Applying a zero trust approach to security within an organization continues to be a major focus point. We look at resources and member views that examine the value of zero trust based on real-world experience.

As the security threat landscape evolves and expands at an exponential rate, methods and strategies that can provide a broad and reliable level of access security are of paramount importance. A spate of cyber attacks this year have been based on gaining access to a network or key systems to access or copy data. It is a contributing factor for the growth in zero trust security models within organizations.

Zero trust defines boundaries by assuming no implicit trust in any entity, whether inside or outside the network perimeter. It is about verifying identity and continuously validating the security posture of devices, users, and applications before granting access, regardless of location inside or outside the core physical infrastructure.

Using Zero Trust to Bolster Defense

“The old way of applying Cybersecurity in organizations can be categorized as the Castle-and-Moat methodology of protection,” said Byron Beasley, CISSP. “Zero trust has taken this dynamic and changed it to a “Never Trust, Always Verify,” methodology. What this means is that no longer is it OK to trust either incoming or inside users/devices that have passed the checks at the perimeter, they now must be periodically or continuously challenged/authenticated to verify not only that they are who they say they are but also have the need to be there.”

Tackling the location challenge is something that Raoul Hira, CISSP, discussed in his article Enhancing Cyber Maturity with Zero Trust: A Practical Guide to Defense. In this piece, Hira has shared many of his own experiences of deploying and using zero trust principles to establish a more mature and robust defensive strategy. In particular, he looks at the role zero trust can play in providing effective security controls for remote workers.

With the pronounced global shift towards remote and hybrid working during and following the COVID-19 pandemic, the role of zero trust has become more pronounced, as organizations look to find ways of tightening security while also ensuring that remote users can still access essential data and systems. “The shift to remote work has expanded traditional security perimeters and introduced vulnerabilities that are less prevalent in controlled office environments. In my experience, remote work settings often lack rigorous security measures, making them prime targets for attackers,” Hira explained.

Addressing the deficiencies in security in a remote working environment can also require additional effort to overcome resistance and obtain stakeholder buy-in from the remote users. “It involves challenging long-held beliefs about trust and verification, which can be met with resistance from stakeholders accustomed to traditional security,” noted Taher Amine Elhouari, CISSP, CC

Building a Long-Term Zero Trust Architecture

An effective zero trust approach requires strict verification for everyone trying to access resources, regardless of whether they’re inside or outside the network.
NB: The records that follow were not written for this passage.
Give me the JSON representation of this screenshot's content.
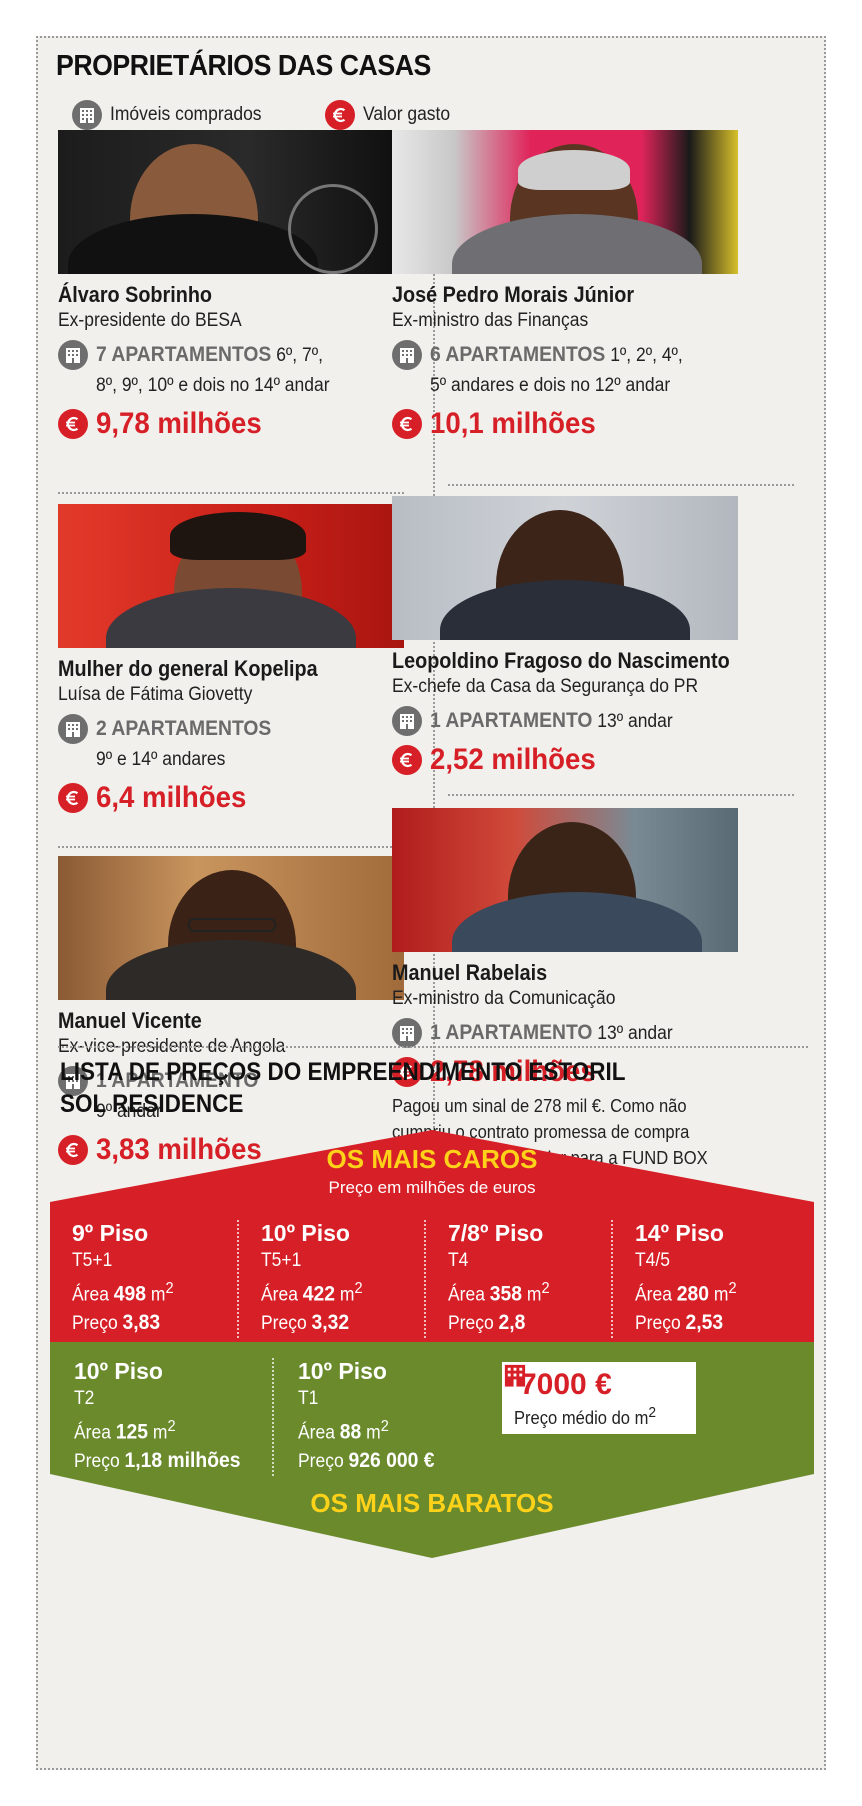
{
  "title": "PROPRIETÁRIOS DAS CASAS",
  "legend": {
    "properties": "Imóveis comprados",
    "spent": "Valor gasto"
  },
  "icons": {
    "properties": "building-icon",
    "spent": "euro-icon"
  },
  "colors": {
    "red": "#d61f26",
    "green": "#6a8a2c",
    "yellow": "#ffd21a",
    "gray": "#6a6a6a"
  },
  "owners": [
    {
      "name": "Álvaro Sobrinho",
      "role": "Ex-presidente do BESA",
      "apt_count": "7 APARTAMENTOS",
      "apt_detail_1": " 6º, 7º,",
      "apt_detail_2": "8º, 9º, 10º e dois no 14º andar",
      "value": "9,78 milhões"
    },
    {
      "name": "José Pedro Morais Júnior",
      "role": "Ex-ministro das Finanças",
      "apt_count": "6 APARTAMENTOS",
      "apt_detail_1": " 1º, 2º, 4º,",
      "apt_detail_2": "5º andares e dois no 12º andar",
      "value": "10,1 milhões"
    },
    {
      "name": "Mulher do general Kopelipa",
      "role": "Luísa de Fátima Giovetty",
      "apt_count": "2 APARTAMENTOS",
      "apt_detail_1": "",
      "apt_detail_2": "9º e 14º andares",
      "value": "6,4 milhões"
    },
    {
      "name": "Leopoldino Fragoso do Nascimento",
      "role": "Ex-chefe da Casa da Segurança do PR",
      "apt_count": "1 APARTAMENTO",
      "apt_detail_1": " 13º andar",
      "apt_detail_2": "",
      "value": "2,52 milhões"
    },
    {
      "name": "Manuel Vicente",
      "role": "Ex-vice-presidente de Angola",
      "apt_count": "1 APARTAMENTO",
      "apt_detail_1": "",
      "apt_detail_2": "9º andar",
      "value": "3,83 milhões"
    },
    {
      "name": "Manuel Rabelais",
      "role": "Ex-ministro da Comunicação",
      "apt_count": "1 APARTAMENTO",
      "apt_detail_1": " 13º andar",
      "apt_detail_2": "",
      "value": "2,78 milhões",
      "note_1": "Pagou um sinal de 278 mil €. Como não",
      "note_2": "cumpriu o contrato promessa de compra",
      "note_3": "e venda, perdeu o valor para a FUND BOX"
    }
  ],
  "price_list": {
    "title_1": "LISTA DE PREÇOS DO EMPREENDIMENTO ESTORIL",
    "title_2": "SOL RESIDENCE",
    "expensive": {
      "title": "OS MAIS CAROS",
      "subtitle": "Preço em milhões de euros",
      "floors": [
        {
          "floor": "9º Piso",
          "type": "T5+1",
          "area": "498",
          "price": "3,83"
        },
        {
          "floor": "10º Piso",
          "type": "T5+1",
          "area": "422",
          "price": "3,32"
        },
        {
          "floor": "7/8º Piso",
          "type": "T4",
          "area": "358",
          "price": "2,8"
        },
        {
          "floor": "14º Piso",
          "type": "T4/5",
          "area": "280",
          "price": "2,53"
        }
      ]
    },
    "cheapest": {
      "title": "OS MAIS BARATOS",
      "floors": [
        {
          "floor": "10º Piso",
          "type": "T2",
          "area": "125",
          "price": "1,18 milhões"
        },
        {
          "floor": "10º Piso",
          "type": "T1",
          "area": "88",
          "price": "926 000 €"
        }
      ]
    },
    "area_label": "Área",
    "price_label": "Preço",
    "unit": "m",
    "unit_exp": "2",
    "average": {
      "value": "7000 €",
      "label": "Preço médio do m"
    }
  }
}
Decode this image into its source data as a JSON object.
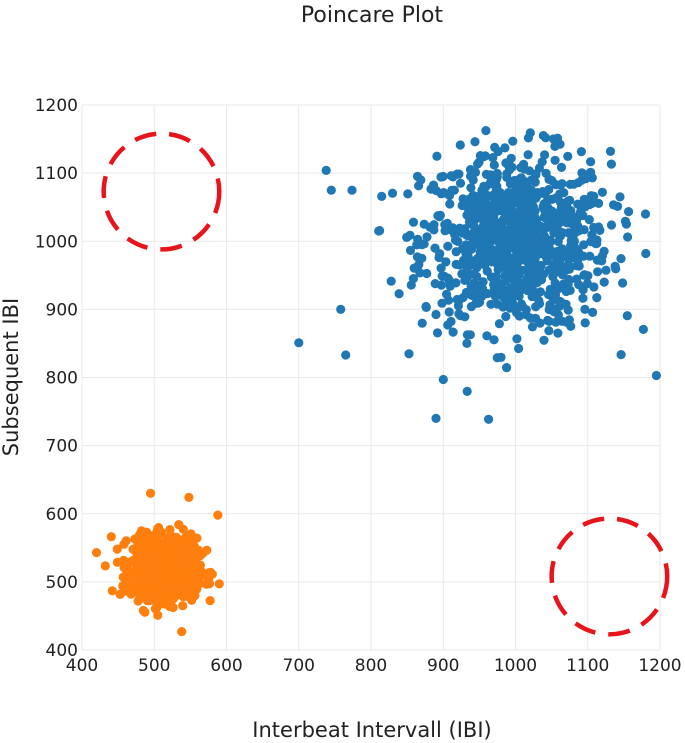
{
  "chart_data": {
    "type": "scatter",
    "title": "Poincare Plot",
    "xlabel": "Interbeat Intervall (IBI)",
    "ylabel": "Subsequent IBI",
    "xlim": [
      400,
      1200
    ],
    "ylim": [
      400,
      1200
    ],
    "x_ticks": [
      "400",
      "500",
      "600",
      "700",
      "800",
      "900",
      "1000",
      "1100",
      "1200"
    ],
    "y_ticks": [
      "400",
      "500",
      "600",
      "700",
      "800",
      "900",
      "1000",
      "1100",
      "1200"
    ],
    "grid": true,
    "legend": "none",
    "series": [
      {
        "color": "#1f77b4",
        "cluster": {
          "center": [
            1000,
            1000
          ],
          "spread": 65,
          "count": 900
        },
        "outliers": [
          [
            700,
            851
          ],
          [
            738,
            1104
          ],
          [
            758,
            900
          ],
          [
            765,
            833
          ],
          [
            890,
            740
          ],
          [
            900,
            797
          ],
          [
            1195,
            803
          ],
          [
            745,
            1075
          ],
          [
            1180,
            1040
          ]
        ]
      },
      {
        "color": "#ff7f0e",
        "cluster": {
          "center": [
            515,
            520
          ],
          "spread": 22,
          "count": 1000
        },
        "outliers": [
          [
            495,
            630
          ],
          [
            548,
            624
          ],
          [
            538,
            427
          ],
          [
            420,
            543
          ],
          [
            588,
            598
          ],
          [
            590,
            497
          ]
        ]
      }
    ],
    "annotations": [
      {
        "shape": "dashed-circle",
        "center": [
          510,
          1073
        ],
        "radius_x": 80,
        "radius_y": 85,
        "color": "#e8141c"
      },
      {
        "shape": "dashed-circle",
        "center": [
          1130,
          508
        ],
        "radius_x": 80,
        "radius_y": 85,
        "color": "#e8141c"
      }
    ]
  }
}
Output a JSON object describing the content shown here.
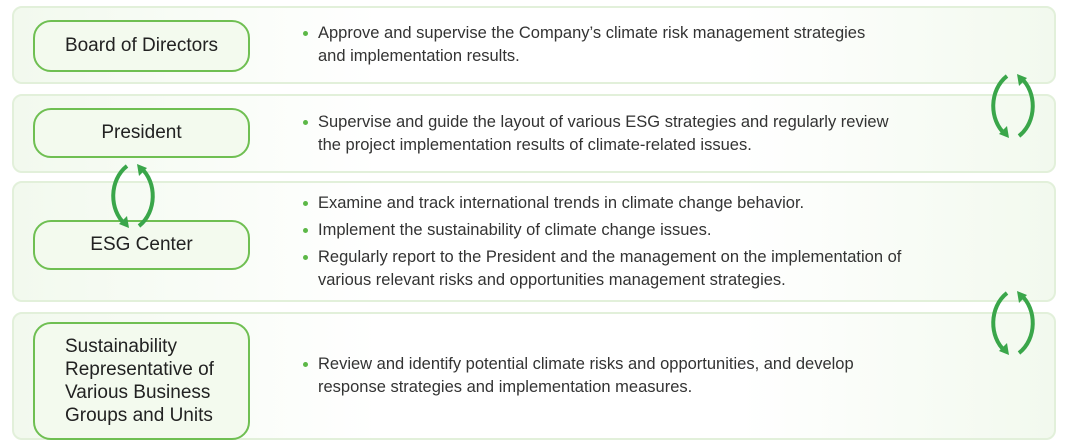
{
  "rows": [
    {
      "label": [
        "Board of Directors"
      ],
      "bullets": [
        [
          "Approve and supervise the Company’s climate risk management strategies",
          "and implementation results."
        ]
      ]
    },
    {
      "label": [
        "President"
      ],
      "bullets": [
        [
          "Supervise and guide the layout of various ESG strategies and regularly review",
          "the project implementation results of climate-related issues."
        ]
      ]
    },
    {
      "label": [
        "ESG Center"
      ],
      "bullets": [
        [
          "Examine and track international trends in climate change behavior."
        ],
        [
          "Implement the sustainability of climate change issues."
        ],
        [
          "Regularly report to the President and the management on the implementation of",
          "various relevant risks and opportunities management strategies."
        ]
      ]
    },
    {
      "label": [
        "Sustainability",
        "Representative of",
        "Various Business",
        "Groups and Units"
      ],
      "bullets": [
        [
          "Review and identify potential climate risks and opportunities, and develop",
          "response strategies and implementation measures."
        ]
      ]
    }
  ]
}
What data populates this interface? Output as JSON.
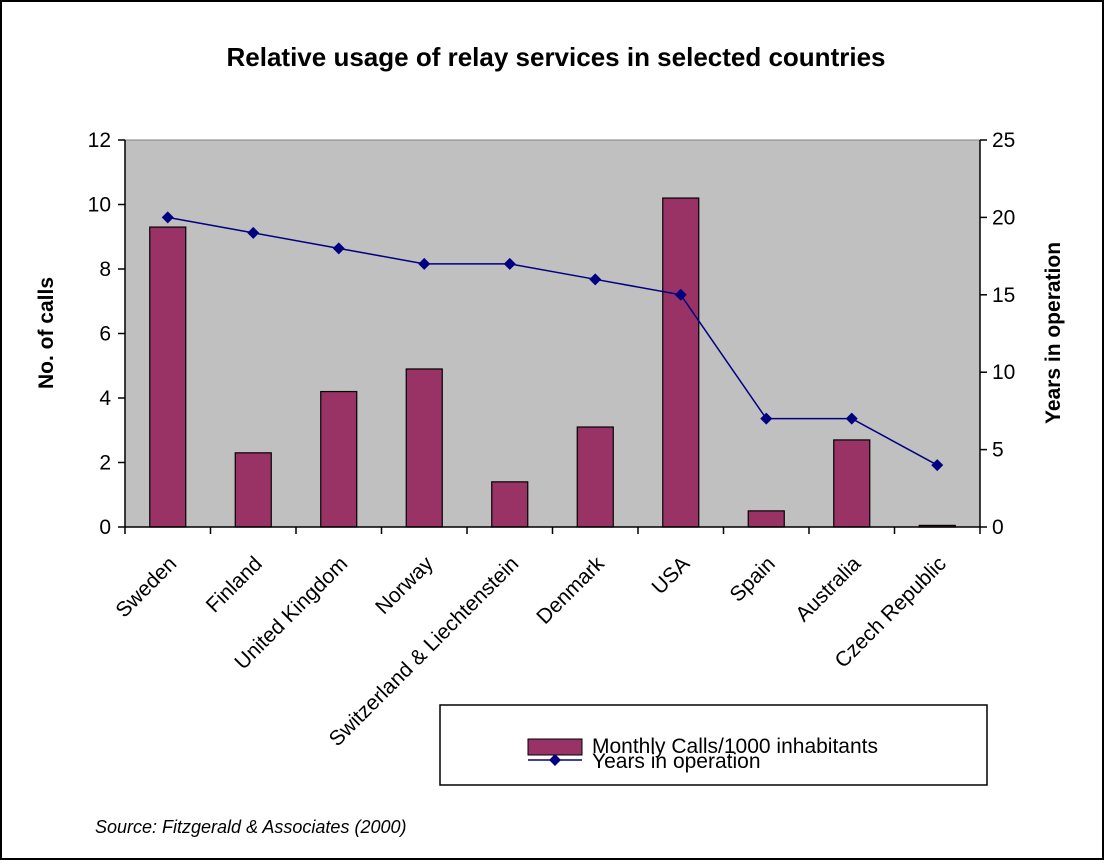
{
  "chart_data": {
    "type": "bar",
    "title": "Relative usage of relay services in selected countries",
    "ylabel": "No. of calls",
    "y2label": "Years in operation",
    "ylim": [
      0,
      12
    ],
    "y2lim": [
      0,
      25
    ],
    "yticks": [
      "0",
      "2",
      "4",
      "6",
      "8",
      "10",
      "12"
    ],
    "y2ticks": [
      "0",
      "5",
      "10",
      "15",
      "20",
      "25"
    ],
    "categories": [
      "Sweden",
      "Finland",
      "United Kingdom",
      "Norway",
      "Switzerland & Liechtenstein",
      "Denmark",
      "USA",
      "Spain",
      "Australia",
      "Czech Republic"
    ],
    "series": [
      {
        "name": "Monthly Calls/1000 inhabitants",
        "kind": "bar",
        "axis": "left",
        "color": "#993366",
        "values": [
          9.3,
          2.3,
          4.2,
          4.9,
          1.4,
          3.1,
          10.2,
          0.5,
          2.7,
          0.05
        ]
      },
      {
        "name": "Years in operation",
        "kind": "line",
        "axis": "right",
        "color": "#000080",
        "values": [
          20,
          19,
          18,
          17,
          17,
          16,
          15,
          7,
          7,
          4
        ]
      }
    ],
    "plot_background": "#c0c0c0",
    "grid": false,
    "legend_position": "bottom-right",
    "source": "Source: Fitzgerald & Associates (2000)"
  }
}
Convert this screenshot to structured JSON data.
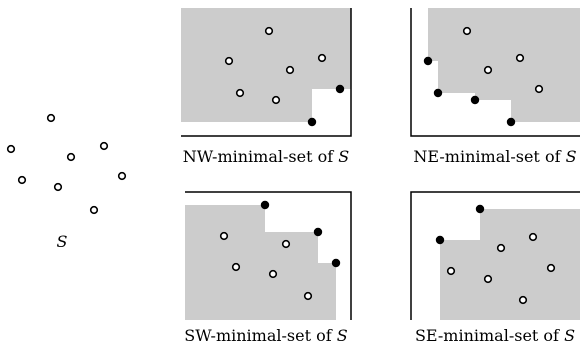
{
  "set_label": "S",
  "panels": {
    "nw": {
      "caption": "NW-minimal-set of",
      "caption_set": "S"
    },
    "ne": {
      "caption": "NE-minimal-set of",
      "caption_set": "S"
    },
    "sw": {
      "caption": "SW-minimal-set of",
      "caption_set": "S"
    },
    "se": {
      "caption": "SE-minimal-set of",
      "caption_set": "S"
    }
  },
  "colors": {
    "region": "#cccccc",
    "point_stroke": "#000000",
    "point_fill_open": "#ffffff",
    "point_fill_solid": "#000000"
  },
  "point_count": 8
}
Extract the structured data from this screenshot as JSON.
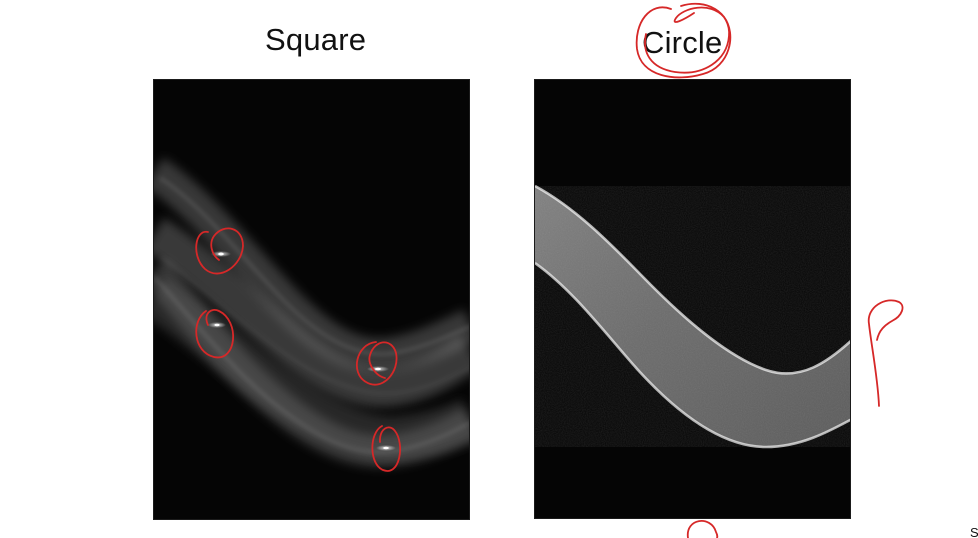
{
  "labels": {
    "square": "Square",
    "circle": "Circle",
    "corner": "S"
  },
  "colors": {
    "background": "#ffffff",
    "panel": "#050505",
    "annotation": "#d62828",
    "curve_light": "#d9d9d9",
    "curve_dim": "#8c8c8c"
  },
  "icons": {
    "annotation_marks": "red-circle-annotation"
  }
}
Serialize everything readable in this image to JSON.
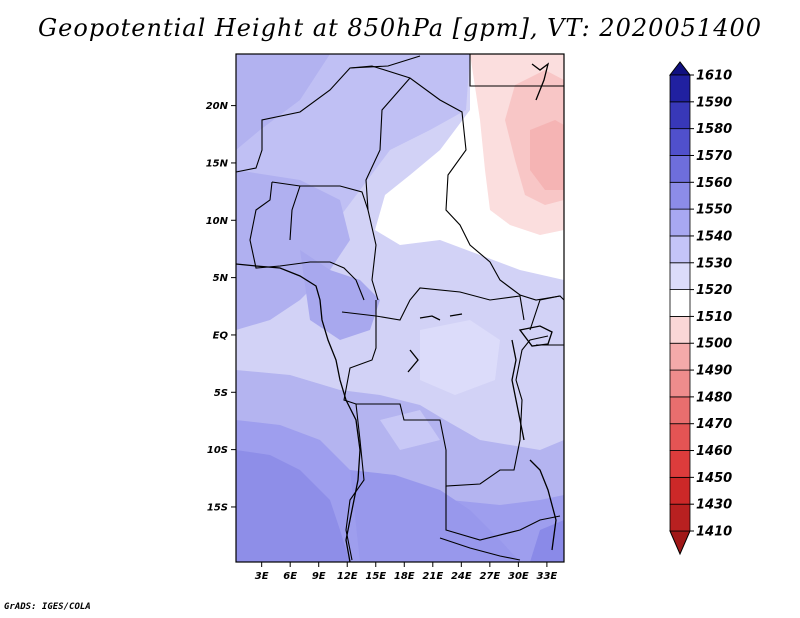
{
  "figure": {
    "title": "Geopotential Height at 850hPa [gpm], VT: 2020051400",
    "footer": "GrADS: IGES/COLA"
  },
  "chart_data": {
    "type": "heatmap",
    "variable": "Geopotential Height at 850hPa",
    "units": "gpm",
    "valid_time": "2020051400",
    "longitude_ticks": [
      "3E",
      "6E",
      "9E",
      "12E",
      "15E",
      "18E",
      "21E",
      "24E",
      "27E",
      "30E",
      "33E"
    ],
    "latitude_ticks": [
      "20N",
      "15N",
      "10N",
      "5N",
      "EQ",
      "5S",
      "10S",
      "15S"
    ],
    "lon_range": [
      0.3,
      34.8
    ],
    "lat_range": [
      -19.8,
      24.5
    ],
    "colorbar": {
      "levels": [
        1410,
        1430,
        1450,
        1460,
        1470,
        1480,
        1490,
        1500,
        1510,
        1520,
        1530,
        1540,
        1550,
        1560,
        1570,
        1580,
        1590,
        1610
      ],
      "colors": [
        "#a01818",
        "#b82020",
        "#cc2828",
        "#dd3c3c",
        "#e45454",
        "#e86e6e",
        "#ee8c8c",
        "#f4aaaa",
        "#fad6d6",
        "#ffffff",
        "#dcdcfa",
        "#c4c4f8",
        "#a8a8f2",
        "#8c8ce8",
        "#6e6edc",
        "#5050cc",
        "#3838b8",
        "#2020a0",
        "#101080"
      ]
    }
  }
}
To achieve this requires a mix of processes, policies, technologies and adherence.

Nitin Uttreja, CISSP, in the article Zero Trust Architecture: Building a Resilient Cybersecurity Framework with Key Technologies and Strategies, discussed some of the key solutions to consider when implementing a zero trust approach. These include network access control, micro-segmentation, next-generation firewalls and privileged access management. “To transition your organization to zero trust, use the functionality of your existing security solutions and consider additional technologies for a comprehensive architecture. Embracing zero trust principles and architecture, you can proactively secure digital assets and sensitive data, ensuring resilience against evolving cyber threats,” he said.

There is also the cultural consideration. Zero trust can represent a fundamental shift in usage and authentication, requiring users to embrace different ways of verifying themselves at points through the IT infrastructure, rather than trying to circumvent them. ISC2 member Baysah Guwor, CC noted: “The primary barrier organizations face when implementing zero trust is often cultural resistance and organizational apathy. Shifting from traditional perimeter-based security models to a zero trust architecture requires a fundamental change in mindset, which can be challenging for established processes and hierarchical structures to adapt to.”

Building on Zero Trust Technology with Education

Zero trust is a model and a strategy, not a product. Key to the successful implementation is education and training, to ensure that the technology is deployed and used effectively. “Participation in zero trust continuing education is essential for all stakeholders involved in cybersecurity, from IT professionals to C-suite executives,” said Guwor.

“The value of having representatives from your organization participate [in zero trust training] lies in fostering a comprehensive understanding of zero trust principles and their implications for security posture in order to raise more practical awareness,” added Elhouari.

Traditional network architecture was designed around the concept of a perimeter network, and the assumption that if you are physically within it or successfully pass the perimeter, you are meant to be there and largely given unfettered access and movement. With the shift towards distributed cloud computing, remote working and digital supply chains requiring suppliers to connect systems, the network perimeter is harder to rely on, necessitating a future where constant verification and the suspension of assumed trust is necessary.